Dazu liefert Helmut Stürmer (Bühne) in Zusammenarbeit mit Regisseur Silviu Purcarete großartige Bilder, in der die Symbole der Macht mehr Bedeutung gewissen als Menschen in grauen Ummantelung. Grau in grau jagen die Kriegswolken auf der Projektionswand, schimmert die Weite der Taiga, ist das Leben. Auf der Drehbühne vermitteln wenige Krankenbetten unendliches Elend, Zäune Einengung und Unfreiheit. Metallisch das Haus, es wandelt sich vom Lazarett zum Bunker zur Machtzentrale. Von unten hochgefahren outen sich die Partisanen im Untergrund. Revolutionär Strelnikow (Vitali Ishutin) wird weder mit Kokain noch mit der Zauberin in der Badewanne seinen „Schorf“ los, der überall auf Russland klebt. Egal, wer herrscht, das Volk bleibt auf dem Hund, weshalb die Regie das Volk darüber traumatisiert in Tiermasken konterkariert. Nur kurz hellen sich die Wolken auf als Sinnbild revolutionärer Visionen. Schwarze Verdichtungen verweisen auf die nahende Katastrophe. Strelnikow, heroisch auf der Staffelei, schwingt die Sichel wie der Tod. Die flatternde rote Flagge signalisiert Start in neues Leid. Alles wird abgefackelt. Russland brennt. Der Krieg wird mit tonaler Wucht hörbar.

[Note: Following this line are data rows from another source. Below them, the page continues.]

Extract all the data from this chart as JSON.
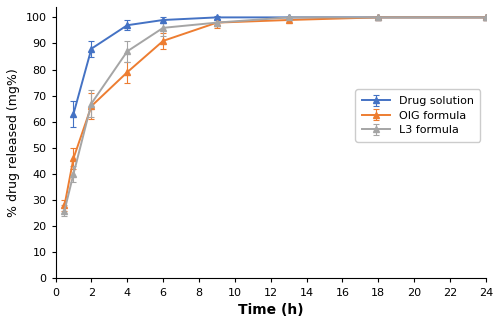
{
  "drug_solution": {
    "x": [
      1,
      2,
      4,
      6,
      9,
      13,
      18,
      24
    ],
    "y": [
      63,
      88,
      97,
      99,
      100,
      100,
      100,
      100
    ],
    "yerr": [
      5,
      3,
      2,
      1,
      0.5,
      0,
      0,
      0
    ],
    "color": "#4472C4",
    "label": "Drug solution",
    "marker": "^"
  },
  "OIG_formula": {
    "x": [
      0.5,
      1,
      2,
      4,
      6,
      9,
      13,
      18,
      24
    ],
    "y": [
      28,
      46,
      66,
      79,
      91,
      98,
      99,
      100,
      100
    ],
    "yerr": [
      2,
      4,
      5,
      4,
      3,
      2,
      0,
      0,
      0
    ],
    "color": "#ED7D31",
    "label": "OIG formula",
    "marker": "^"
  },
  "L3_formula": {
    "x": [
      0.5,
      1,
      2,
      4,
      6,
      9,
      13,
      18,
      24
    ],
    "y": [
      26,
      40,
      67,
      87,
      96,
      98,
      100,
      100,
      100
    ],
    "yerr": [
      2,
      3,
      5,
      4,
      3,
      1,
      0,
      0,
      0
    ],
    "color": "#A5A5A5",
    "label": "L3 formula",
    "marker": "^"
  },
  "xlabel": "Time (h)",
  "ylabel": "% drug released (mg%)",
  "xlim": [
    0,
    24
  ],
  "ylim": [
    0,
    104
  ],
  "xticks": [
    0,
    2,
    4,
    6,
    8,
    10,
    12,
    14,
    16,
    18,
    20,
    22,
    24
  ],
  "yticks": [
    0,
    10,
    20,
    30,
    40,
    50,
    60,
    70,
    80,
    90,
    100
  ],
  "background_color": "#ffffff",
  "linewidth": 1.4,
  "markersize": 4.5,
  "capsize": 2.5,
  "legend_fontsize": 8,
  "axis_fontsize": 9,
  "xlabel_fontsize": 10
}
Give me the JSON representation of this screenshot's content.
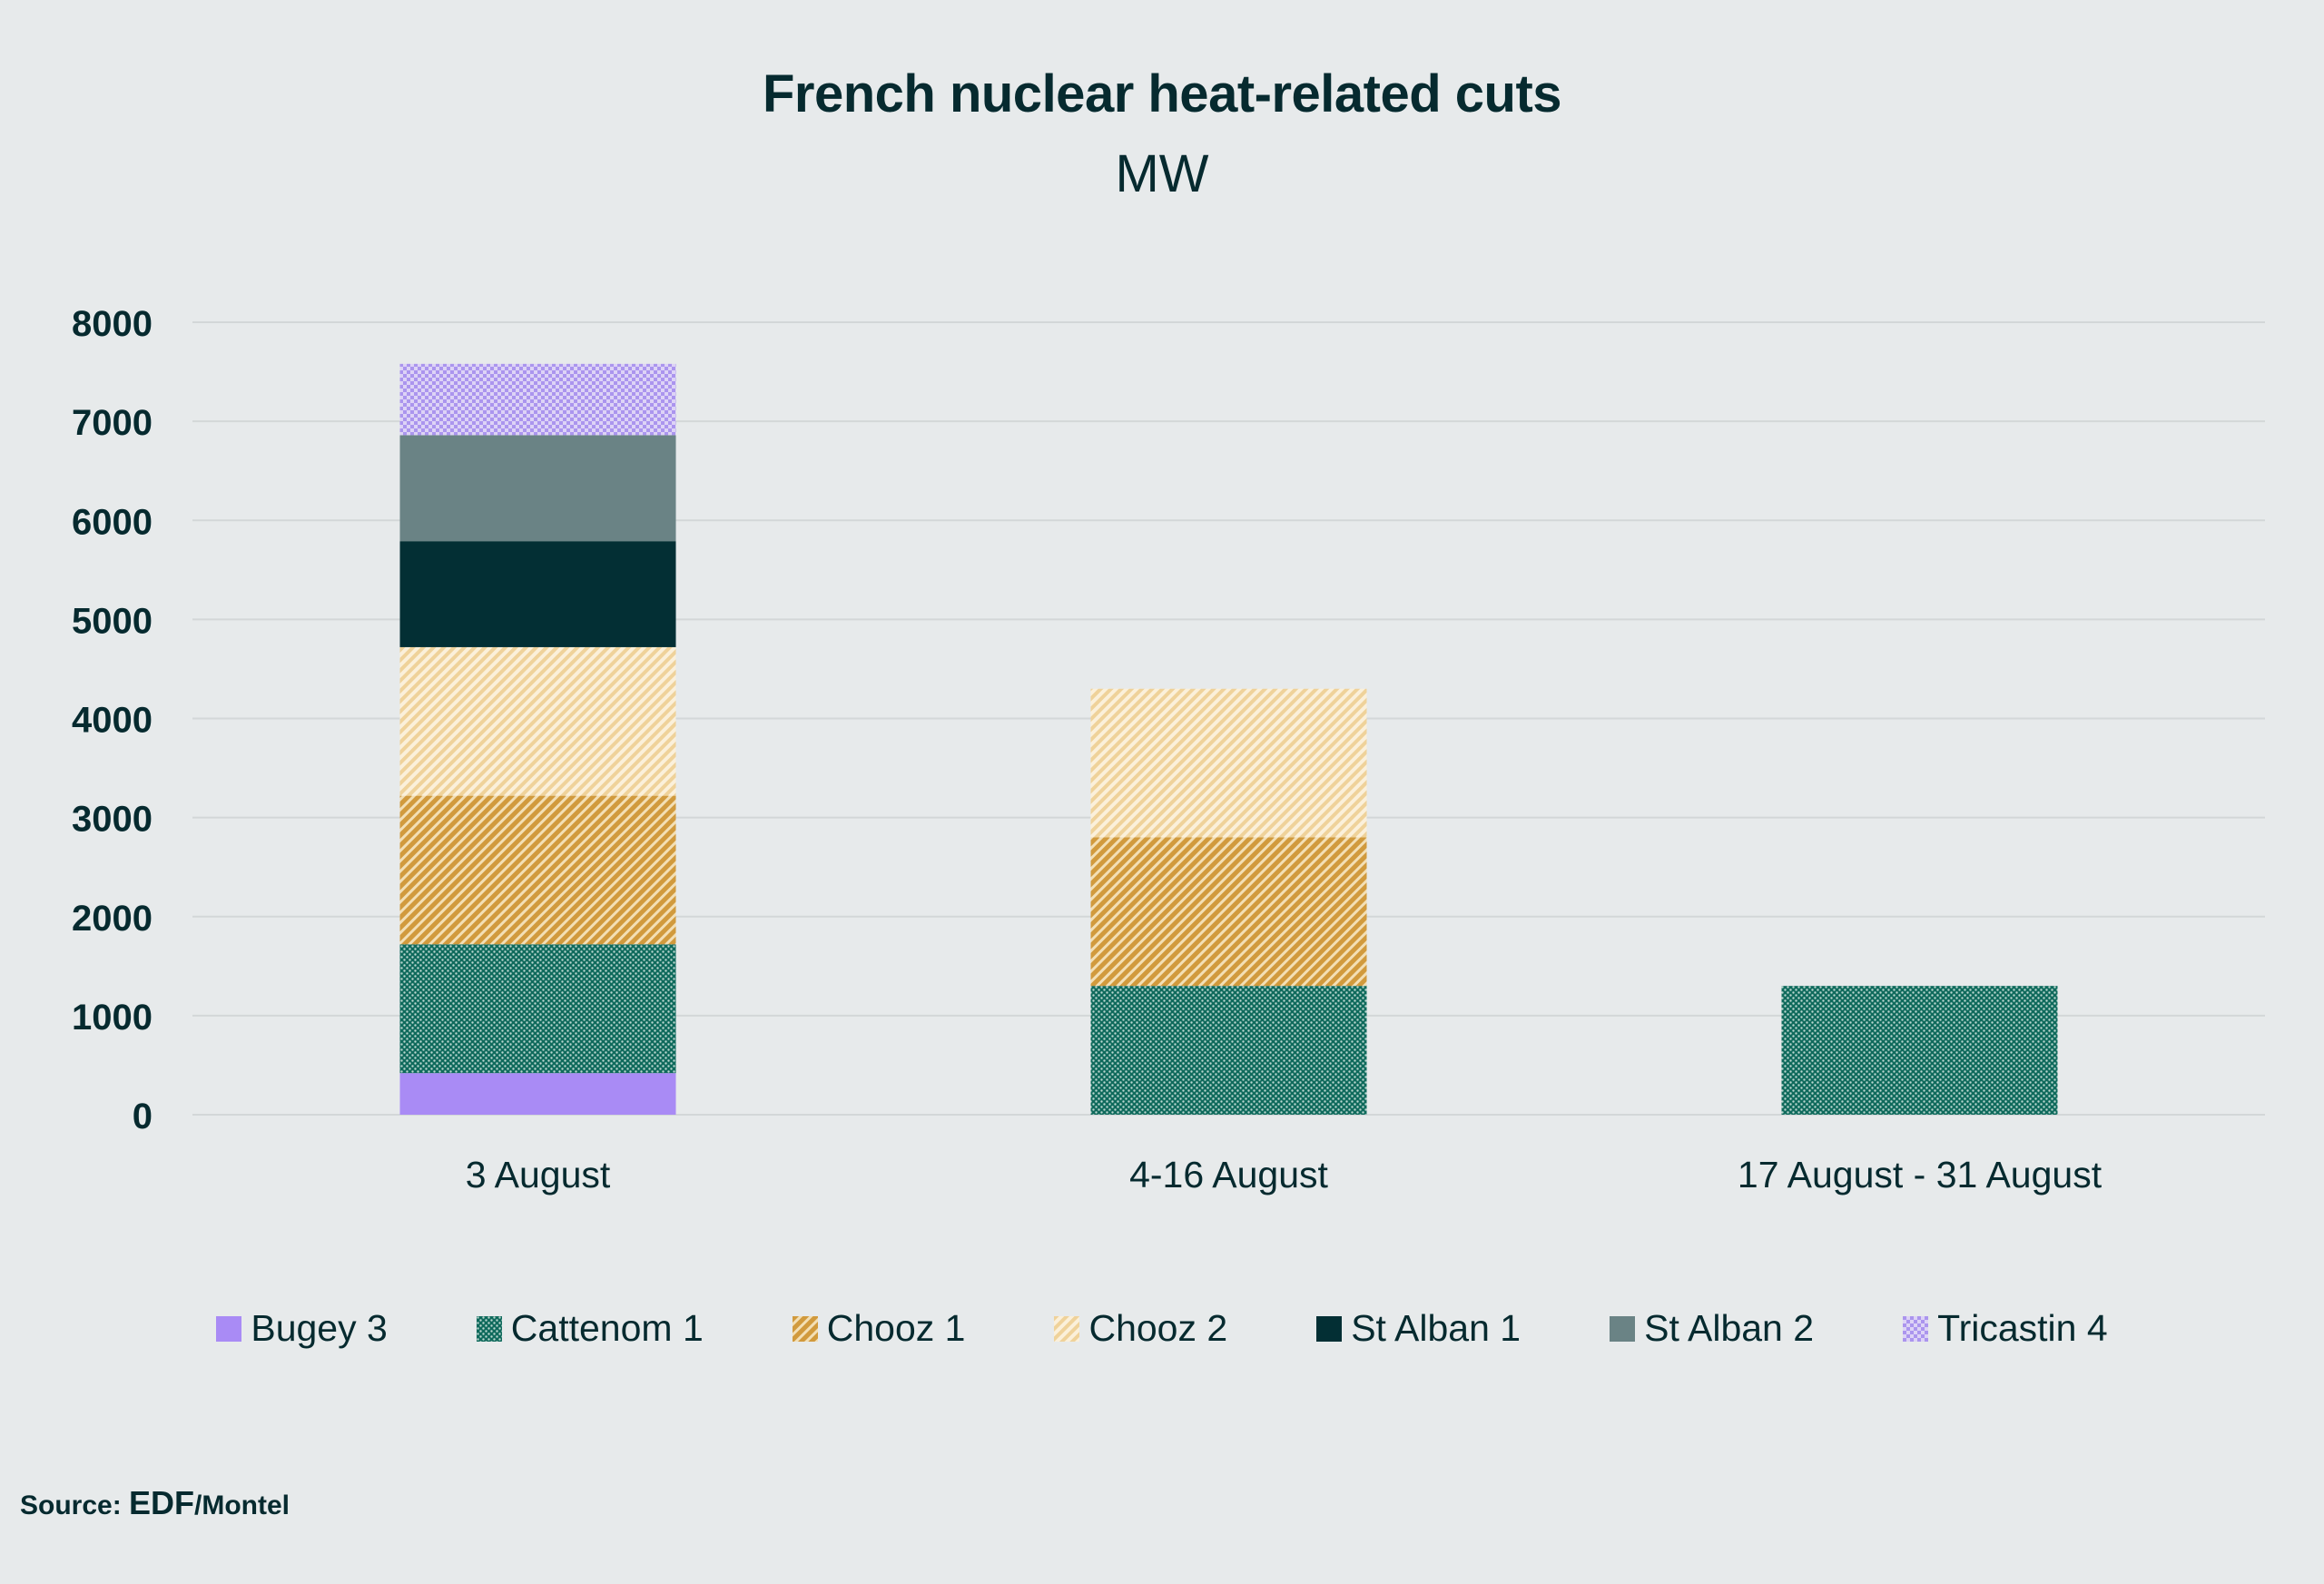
{
  "chart_data": {
    "type": "bar",
    "stacked": true,
    "title": "French nuclear heat-related cuts",
    "subtitle": "MW",
    "categories": [
      "3 August",
      "4-16 August",
      "17 August - 31 August"
    ],
    "ylim": [
      0,
      8000
    ],
    "yticks": [
      0,
      1000,
      2000,
      3000,
      4000,
      5000,
      6000,
      7000,
      8000
    ],
    "grid": true,
    "legend_position": "bottom",
    "series": [
      {
        "name": "Bugey 3",
        "values": [
          420,
          0,
          0
        ],
        "color": "#a98bf5",
        "pattern": "solid"
      },
      {
        "name": "Cattenom 1",
        "values": [
          1300,
          1300,
          1300
        ],
        "color": "#0f6a5c",
        "pattern": "dots"
      },
      {
        "name": "Chooz 1",
        "values": [
          1500,
          1500,
          0
        ],
        "color": "#d6a24a",
        "pattern": "stripes"
      },
      {
        "name": "Chooz 2",
        "values": [
          1500,
          1500,
          0
        ],
        "color": "#f3d8a6",
        "pattern": "stripes-light"
      },
      {
        "name": "St Alban 1",
        "values": [
          1070,
          0,
          0
        ],
        "color": "#032f34",
        "pattern": "solid"
      },
      {
        "name": "St Alban 2",
        "values": [
          1070,
          0,
          0
        ],
        "color": "#6a8385",
        "pattern": "solid"
      },
      {
        "name": "Tricastin 4",
        "values": [
          720,
          0,
          0
        ],
        "color": "#c1b0f0",
        "pattern": "checker"
      }
    ]
  },
  "source": {
    "prefix": "Source: ",
    "brand": "EDF",
    "suffix": "/Montel"
  }
}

Nach der Pause wird Schiwagos Schicksal zum bedrückenden Parabel autoritärer Zwangsherrschaft. Heim und Haus sind nur noch märchenhafte Illusion im Hintergrund der Bühne. Lara und Schiwago inklusive des Handlangers Komarowski (Vitali Ishutin) an einem Tisch en miniature zeigt die Lage der Menschen, in der sie sind: Marionetten, allerdings mit denselben Bedürfnissen wie auf der anderen Seite der Welt. Ausgelassen tanzen sie auf Schiwagos späterer Hochzeit zur Swingmusik. Nur die roten Fähnchen markieren den Unterschied. Das Feuer der Liebe lodert allerdings nur noch eisblau. Zu omnipräsent ist der Kältepol, der zugeschneite Kreml. Er rückt in die Ferne und ist doch immer da, lautlos wie die Schneeflocken. Die Neuordnung der Welt hat dem Volk nichts gebracht. Nur die wahre Kunst lohnt der Aufmerksamkeit. „Sie ist immer ehrlich“. Mit einem Porträt verdeutlicht die Regisseur Silviu Purcarete die Hommage für Boris Pasternak, das Anton Lubchenko beim Abschlussapplaus noch eine Mal in den Mittelpunkt stellt.
Eine großartige Inszenierung! „Doktor Schiwago“ könnte als Oper der Durchbruch gelingen. Interessant ist dann vor allem die Frage, ob die Musik in anderer Konstellation an Klangschärfe und Stimmaura gewinnt.